Доктор, видя, что никто из нас не мог есть пищу такого качества, какого давали нам в первые дни, посадил нас всех на четверть порции, как это называют, т. е. на больничную пищу. Эта четверть порции состояла из трех крохотных мисочек супу на день, кусочка жареной телятины на один глоток и, может быть, трех унций белого хлеба. Так как мое здоровье улучшалось, то и аппетит увеличивался, и этой четверти порции для меня было на самом деле слишком мало. Я попробовал было вернуться к пище для здоровых, но ничего этим не выиграл, так как она до того была противна, что я не мог ее есть. Приходилось безусловно оставаться на больничной пище. Больше году я испытывал муки голода и узнал, что это за муки. И это мучение, и еще с большею силою, терпели некоторые из моих товарищей, которые будучи сильнее и здоровее меня привыкли питаться обильнее. Я знаю между ними нескольких таких, которые брали хлеб и от Шиллера, и от других двух стражей, приставленных к нам, и даже от добряка Кунды.
— В городе говорят, что вам, господа, дают мало есть, — сказал как-то раз цирюльник, молодой человек, практикант нашего хирурга.
— Истинная правда, — отвечал я откровенно.
В следующую субботу (он приходил каждую субботу) он хотел дать мне украдкой большой ломоть белого хлеба. Шиллер притворился, что не замечает этого. Я, если бы послушался своего желудка, взял бы этот хлеб, но я устоял и отказался от него, чтобы этот бедняга не покушался повторять приношения, что под конец стало бы затруднять его.
По этой же самой причине я отказывался от предложений Шиллера. Несколько раз он приносил мне вареного мяса, упрашивая меня съесть его и уверяя, что это ему ничего не стоило, что у него осталось, что он не знает, что с ним делать, что он все равно отдаст его другим, если я не возьму. Я бы с жадностью накинулся на это мясо, но если бы я взял его, не появлялось бы у Шиллера всякий день желание принести мне что-нибудь?
Только два раза, когда он предложил мне тарелку вишен и один раз несколько груш, вид этих плодов до того непреодолимо околдовал меня, что я не мог устоять. Я потом раскаивался, что взял, именно потому, что он с этих пор уже больше не переставал приносить мне их.
LXV
В первые же дни было постановлено, чтобы каждый из нас прогуливался с час времени два раза в неделю. Впоследствии это облегчение давалось через день, а позднее и каждый день, исключая праздники.

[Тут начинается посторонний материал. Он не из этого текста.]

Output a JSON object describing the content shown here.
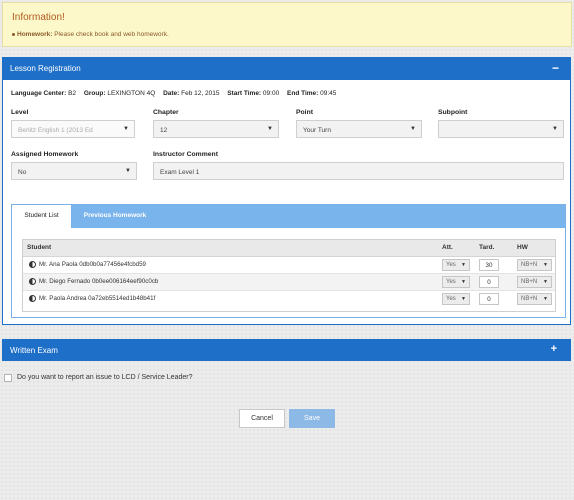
{
  "alert": {
    "title": "Information!",
    "item_label": "Homework:",
    "item_text": " Please check book and web homework."
  },
  "lesson_panel": {
    "title": "Lesson Registration",
    "collapse_symbol": "−",
    "meta": {
      "language_center_label": "Language Center:",
      "language_center_value": "B2",
      "group_label": "Group:",
      "group_value": "LEXINGTON 4Q",
      "date_label": "Date:",
      "date_value": "Feb 12, 2015",
      "start_label": "Start Time:",
      "start_value": "09:00",
      "end_label": "End Time:",
      "end_value": "09:45"
    },
    "fields": {
      "level_label": "Level",
      "level_value": "Berlitz English 1 (2013 Ed",
      "chapter_label": "Chapter",
      "chapter_value": "12",
      "point_label": "Point",
      "point_value": "Your Turn",
      "subpoint_label": "Subpoint",
      "subpoint_value": "",
      "homework_label": "Assigned Homework",
      "homework_value": "No",
      "comment_label": "Instructor Comment",
      "comment_value": "Exam Level 1"
    },
    "tabs": [
      "Student List",
      "Previous Homework"
    ],
    "grid": {
      "headers": {
        "student": "Student",
        "att": "Att.",
        "tard": "Tard.",
        "hw": "HW"
      },
      "rows": [
        {
          "name": "Mr. Ana Paola 0db0b0a77456e4fcbd59",
          "att": "Yes",
          "tard": "30",
          "hw": "NB+N"
        },
        {
          "name": "Mr. Diego Fernado 0b0ee006164eef90c0cb",
          "att": "Yes",
          "tard": "0",
          "hw": "NB+N"
        },
        {
          "name": "Mr. Paola Andrea 0a72eb5514ed1b48b41f",
          "att": "Yes",
          "tard": "0",
          "hw": "NB+N"
        }
      ]
    }
  },
  "written_exam": {
    "title": "Written Exam",
    "expand_symbol": "+"
  },
  "report_question": "Do you want to report an issue to LCD / Service Leader?",
  "buttons": {
    "cancel": "Cancel",
    "save": "Save"
  },
  "icons": {
    "caret": "▼"
  },
  "colors": {
    "panel_blue": "#1e6fc8",
    "tab_blue": "#7ab4ec",
    "alert_bg": "#fcf8c9",
    "save_btn": "#8db9e6"
  }
}
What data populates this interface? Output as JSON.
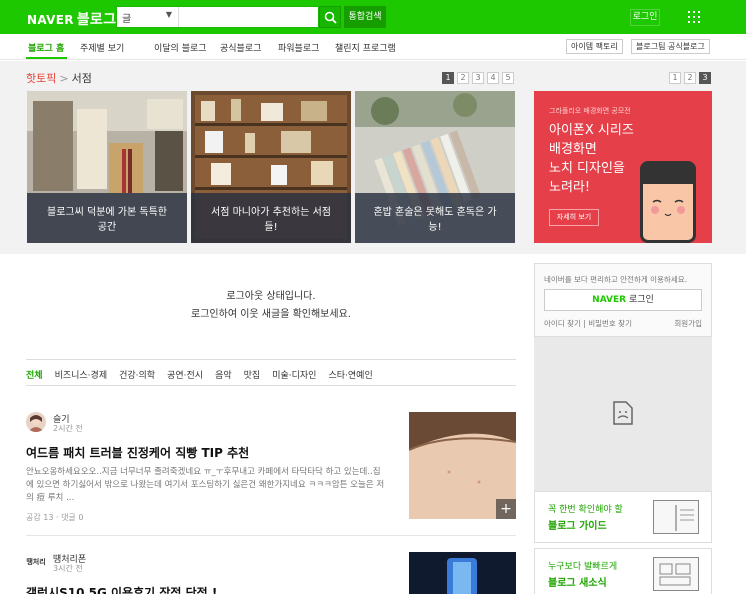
{
  "header": {
    "logo_naver": "NAVER",
    "logo_blog": "블로그",
    "search_select": "글",
    "search_placeholder": "",
    "total_search": "통합검색",
    "login": "로그인"
  },
  "subnav": {
    "items": [
      "블로그 홈",
      "주제별 보기",
      "이달의 블로그",
      "공식블로그",
      "파워블로그",
      "챌린지 프로그램"
    ],
    "buttons": [
      "아이템 팩토리",
      "블로그팀 공식블로그"
    ]
  },
  "hot": {
    "title": "핫토픽",
    "subtitle": "서점",
    "pages": [
      "1",
      "2",
      "3",
      "4",
      "5"
    ],
    "ad_pages": [
      "1",
      "2",
      "3"
    ],
    "cards": [
      {
        "caption": "블로그씨 덕분에 가본 독특한 공간"
      },
      {
        "caption": "서점 마니아가 추천하는 서점들!"
      },
      {
        "caption": "혼밥 혼술은 못해도 혼독은 가능!"
      }
    ]
  },
  "ad": {
    "small": "그라폴리오 배경화면 공모전",
    "line1": "아이폰X 시리즈",
    "line2": "배경화면",
    "line3": "노치 디자인을",
    "line4": "노려라!",
    "button": "자세히 보기"
  },
  "logout": {
    "line1": "로그아웃 상태입니다.",
    "line2": "로그인하여 이웃 새글을 확인해보세요."
  },
  "categories": [
    "전체",
    "비즈니스·경제",
    "건강·의학",
    "공연·전시",
    "음악",
    "맛집",
    "미술·디자인",
    "스타·연예인"
  ],
  "posts": [
    {
      "author": "슬기",
      "time": "2시간 전",
      "title": "여드름 패치 트러블 진정케어 직빵 TIP 추천",
      "body": "안뇨오옹하세요오오..지금 너무너무 졸려죽겠네요 ㅠ_ㅜ후무내고 카페에서 타닥타닥 하고 있는데..집에 있으면 하기싫어서 밖으로 나왔는데 여기서 포스팅하기 싫은건 왜한가지네요 ㅋㅋㅋ암튼 오늘은 저의 痘 루치 ...",
      "meta": "공감 13 · 댓글 0"
    },
    {
      "author": "떙처리폰",
      "time": "3시간 전",
      "title": "갤럭시S10 5G 이용후기 장점 단점 !",
      "avatar_text": "땡처리"
    }
  ],
  "sidebar": {
    "login_desc": "네이버를 보다 편리하고 안전하게 이용하세요.",
    "naver_login_n": "NAVER",
    "naver_login_label": "로그인",
    "find_id": "아이디 찾기",
    "find_pw": "비밀번호 찾기",
    "join": "회원가입",
    "guide1_l1": "꼭 한번 확인해야 할",
    "guide1_l2": "블로그 가이드",
    "guide2_l1": "누구보다 발빠르게",
    "guide2_l2": "블로그 새소식"
  }
}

Каждый отправлялся на прогулку отдельно, в сопровождении двух конвойных с ружьями на плечах. Я, как имеющий камеру в начале коридора, проходил, идя на прогулку, мимо камер всех итальянских государственных арестантов за исключением Марончелли, который одиноко томился в подземелье.
— Приятной прогулки! — говорили мне все из своих окошек в дверях, но мне не позволялось останавливаться, чтобы поздороваться с кем-нибудь.
Мы спускались по лестнице, проходили широкий двор и выходили на площадку, выходившую на юг, с которой виднелся город Брюнн и открывался обширный вид на окружающие деревни.
В вышеупомянутом дворе было всегда много простых арестантов, которые приходили или уходили на работы или группами прогуливались, беседуя между собою. Между ними было много итальянских воров, которые раскланивались со мною с большим уважением и говорили между собою:
— Не мошенник, как мы, однако его заключение суровее нашего.
В самом деле, у них было больше свободы, чем у меня.